Popular framing: Pol Pot was a deranged ideologue who killed his own people.
Structural analysis: An ideology that treated existing institutions — markets, courts, religious orders, family hierarchies, professional knowledge — as corrupt overhead removed every fence at once without asking what each one had been doing. The replacement (a single command hierarchy, the Angkar) lacked the requisite variety to process the complexity of feeding seven million people. Currency had been carrying specialization, monks had been carrying agricultural calendars, courts had been resolving disputes without violence; all of it collapsed into a single channel that couldn't handle the load.
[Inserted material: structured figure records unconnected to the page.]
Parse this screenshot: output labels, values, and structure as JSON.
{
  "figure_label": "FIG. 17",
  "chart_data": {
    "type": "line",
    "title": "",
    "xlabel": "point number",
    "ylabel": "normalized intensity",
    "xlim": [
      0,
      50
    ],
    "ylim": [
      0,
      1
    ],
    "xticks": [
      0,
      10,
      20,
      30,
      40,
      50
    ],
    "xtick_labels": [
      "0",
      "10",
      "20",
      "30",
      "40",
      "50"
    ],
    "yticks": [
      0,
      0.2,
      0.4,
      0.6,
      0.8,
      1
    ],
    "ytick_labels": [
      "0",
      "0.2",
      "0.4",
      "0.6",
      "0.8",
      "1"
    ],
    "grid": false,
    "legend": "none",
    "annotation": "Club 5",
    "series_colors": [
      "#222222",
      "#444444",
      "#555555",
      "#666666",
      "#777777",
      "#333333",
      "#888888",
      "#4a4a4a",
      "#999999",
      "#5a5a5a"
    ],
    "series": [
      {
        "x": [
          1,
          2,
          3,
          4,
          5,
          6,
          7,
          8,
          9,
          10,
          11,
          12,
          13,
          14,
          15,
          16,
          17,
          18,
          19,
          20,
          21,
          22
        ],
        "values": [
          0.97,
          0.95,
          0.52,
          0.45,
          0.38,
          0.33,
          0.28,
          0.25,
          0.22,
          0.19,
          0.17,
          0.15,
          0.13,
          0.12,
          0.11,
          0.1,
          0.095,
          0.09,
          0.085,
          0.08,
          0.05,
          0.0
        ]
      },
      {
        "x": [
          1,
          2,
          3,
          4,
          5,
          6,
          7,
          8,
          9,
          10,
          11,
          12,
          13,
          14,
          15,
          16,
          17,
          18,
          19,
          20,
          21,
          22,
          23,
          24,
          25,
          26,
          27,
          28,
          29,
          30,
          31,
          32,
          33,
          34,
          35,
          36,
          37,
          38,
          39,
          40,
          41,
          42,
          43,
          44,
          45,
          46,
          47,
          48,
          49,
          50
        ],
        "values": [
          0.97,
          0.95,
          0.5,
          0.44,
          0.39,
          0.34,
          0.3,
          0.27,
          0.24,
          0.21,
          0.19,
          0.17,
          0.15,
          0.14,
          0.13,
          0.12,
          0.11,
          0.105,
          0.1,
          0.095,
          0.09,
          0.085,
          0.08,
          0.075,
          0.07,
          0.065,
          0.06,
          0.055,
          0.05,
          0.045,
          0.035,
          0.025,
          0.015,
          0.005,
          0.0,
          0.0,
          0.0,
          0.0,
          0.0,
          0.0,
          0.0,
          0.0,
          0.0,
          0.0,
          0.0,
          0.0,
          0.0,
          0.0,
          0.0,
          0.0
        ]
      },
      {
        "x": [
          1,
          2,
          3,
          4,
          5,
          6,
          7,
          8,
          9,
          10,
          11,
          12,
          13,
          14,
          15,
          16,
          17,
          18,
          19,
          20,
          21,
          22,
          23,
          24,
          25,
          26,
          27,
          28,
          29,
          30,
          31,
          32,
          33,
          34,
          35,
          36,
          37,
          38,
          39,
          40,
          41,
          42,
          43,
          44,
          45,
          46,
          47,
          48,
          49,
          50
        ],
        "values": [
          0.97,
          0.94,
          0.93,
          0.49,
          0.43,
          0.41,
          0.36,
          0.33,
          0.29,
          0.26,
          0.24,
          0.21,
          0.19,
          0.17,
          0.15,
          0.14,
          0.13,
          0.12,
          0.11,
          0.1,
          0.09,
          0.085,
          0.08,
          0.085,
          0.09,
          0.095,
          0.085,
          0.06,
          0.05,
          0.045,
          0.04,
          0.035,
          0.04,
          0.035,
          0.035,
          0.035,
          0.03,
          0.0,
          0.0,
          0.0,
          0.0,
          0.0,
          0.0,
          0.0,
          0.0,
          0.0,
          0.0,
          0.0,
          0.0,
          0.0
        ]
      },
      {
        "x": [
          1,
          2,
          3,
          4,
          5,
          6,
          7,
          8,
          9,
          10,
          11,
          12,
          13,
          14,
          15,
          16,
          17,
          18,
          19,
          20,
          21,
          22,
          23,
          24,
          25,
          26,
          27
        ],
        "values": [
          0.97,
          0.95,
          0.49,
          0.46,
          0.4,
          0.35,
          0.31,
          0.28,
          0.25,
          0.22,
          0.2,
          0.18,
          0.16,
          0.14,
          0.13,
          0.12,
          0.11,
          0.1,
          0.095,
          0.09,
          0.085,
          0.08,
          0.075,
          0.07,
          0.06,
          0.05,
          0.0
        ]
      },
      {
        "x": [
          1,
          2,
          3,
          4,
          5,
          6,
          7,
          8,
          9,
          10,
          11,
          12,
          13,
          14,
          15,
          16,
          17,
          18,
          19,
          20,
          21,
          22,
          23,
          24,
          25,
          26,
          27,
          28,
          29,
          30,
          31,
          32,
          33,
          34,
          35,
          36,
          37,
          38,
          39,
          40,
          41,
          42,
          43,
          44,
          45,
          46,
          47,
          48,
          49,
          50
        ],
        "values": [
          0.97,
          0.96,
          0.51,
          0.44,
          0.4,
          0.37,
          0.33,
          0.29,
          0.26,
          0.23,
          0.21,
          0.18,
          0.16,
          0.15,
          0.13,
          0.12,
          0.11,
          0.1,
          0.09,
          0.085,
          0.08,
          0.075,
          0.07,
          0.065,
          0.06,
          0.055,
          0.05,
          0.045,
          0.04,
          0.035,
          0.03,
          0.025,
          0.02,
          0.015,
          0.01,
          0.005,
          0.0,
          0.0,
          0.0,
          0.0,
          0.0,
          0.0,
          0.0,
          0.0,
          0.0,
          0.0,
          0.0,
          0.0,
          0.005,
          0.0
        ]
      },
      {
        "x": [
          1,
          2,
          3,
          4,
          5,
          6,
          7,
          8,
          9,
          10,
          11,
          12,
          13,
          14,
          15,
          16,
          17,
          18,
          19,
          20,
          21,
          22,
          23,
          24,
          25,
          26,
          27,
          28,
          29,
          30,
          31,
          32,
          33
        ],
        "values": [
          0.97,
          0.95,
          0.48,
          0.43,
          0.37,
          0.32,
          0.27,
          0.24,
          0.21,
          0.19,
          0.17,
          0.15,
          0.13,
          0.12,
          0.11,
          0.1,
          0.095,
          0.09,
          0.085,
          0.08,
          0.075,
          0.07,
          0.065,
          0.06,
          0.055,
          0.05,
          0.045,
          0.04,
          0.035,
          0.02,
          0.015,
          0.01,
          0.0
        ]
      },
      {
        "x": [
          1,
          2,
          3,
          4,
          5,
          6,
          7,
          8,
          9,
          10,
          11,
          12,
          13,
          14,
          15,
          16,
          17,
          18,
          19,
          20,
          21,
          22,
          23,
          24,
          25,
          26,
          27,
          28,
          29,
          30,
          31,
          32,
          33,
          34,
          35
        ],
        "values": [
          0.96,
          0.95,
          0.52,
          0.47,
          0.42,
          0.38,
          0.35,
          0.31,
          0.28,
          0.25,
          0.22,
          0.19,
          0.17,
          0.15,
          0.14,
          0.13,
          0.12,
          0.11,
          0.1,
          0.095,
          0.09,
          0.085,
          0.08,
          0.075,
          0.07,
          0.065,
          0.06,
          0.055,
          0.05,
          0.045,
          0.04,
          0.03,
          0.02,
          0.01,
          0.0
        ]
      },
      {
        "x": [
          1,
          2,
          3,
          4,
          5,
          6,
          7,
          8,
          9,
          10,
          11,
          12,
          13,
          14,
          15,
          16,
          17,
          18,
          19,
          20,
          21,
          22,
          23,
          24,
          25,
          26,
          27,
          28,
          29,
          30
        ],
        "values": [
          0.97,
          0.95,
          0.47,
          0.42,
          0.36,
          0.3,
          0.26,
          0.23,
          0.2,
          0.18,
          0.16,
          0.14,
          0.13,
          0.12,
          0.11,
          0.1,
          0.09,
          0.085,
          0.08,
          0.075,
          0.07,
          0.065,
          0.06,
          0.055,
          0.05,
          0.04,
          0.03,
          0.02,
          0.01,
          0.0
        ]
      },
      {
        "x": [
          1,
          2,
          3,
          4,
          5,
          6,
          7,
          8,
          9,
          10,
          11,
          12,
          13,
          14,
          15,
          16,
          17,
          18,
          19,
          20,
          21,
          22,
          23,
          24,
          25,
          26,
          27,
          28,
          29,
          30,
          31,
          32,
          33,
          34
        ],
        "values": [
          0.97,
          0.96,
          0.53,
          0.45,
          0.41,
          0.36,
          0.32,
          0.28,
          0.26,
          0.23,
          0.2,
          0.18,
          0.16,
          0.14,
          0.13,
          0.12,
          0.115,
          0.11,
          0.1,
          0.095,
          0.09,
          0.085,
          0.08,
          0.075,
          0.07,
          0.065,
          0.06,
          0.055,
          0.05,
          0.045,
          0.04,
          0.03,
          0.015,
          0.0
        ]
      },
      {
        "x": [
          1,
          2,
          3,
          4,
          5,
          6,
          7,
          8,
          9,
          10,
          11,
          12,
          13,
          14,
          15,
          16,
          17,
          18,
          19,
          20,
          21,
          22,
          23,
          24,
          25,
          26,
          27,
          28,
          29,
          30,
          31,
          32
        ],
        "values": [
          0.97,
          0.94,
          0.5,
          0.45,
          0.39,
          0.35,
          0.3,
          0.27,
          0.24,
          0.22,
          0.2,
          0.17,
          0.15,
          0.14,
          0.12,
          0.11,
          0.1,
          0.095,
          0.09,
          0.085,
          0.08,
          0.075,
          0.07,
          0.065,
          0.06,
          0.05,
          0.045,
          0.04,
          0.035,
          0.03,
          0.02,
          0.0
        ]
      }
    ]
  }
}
The popular framing makes Year Zero a story about bad ideology, which implies the lesson is 'avoid bad ideology.' The structural framing reveals the deeper lesson: even well-intentioned actors with legitimate grievances can cause civilizational collapse by dismantling institutions they don't understand. Chesterton's Fence is the operative principle — the Khmer Rouge never asked why markets, monks, and courts existed before destroying them. This gap matters because it reframes the risk: the danger is not only extremism but confident ignorance about the hidden load-bearing functions of evolved social structures.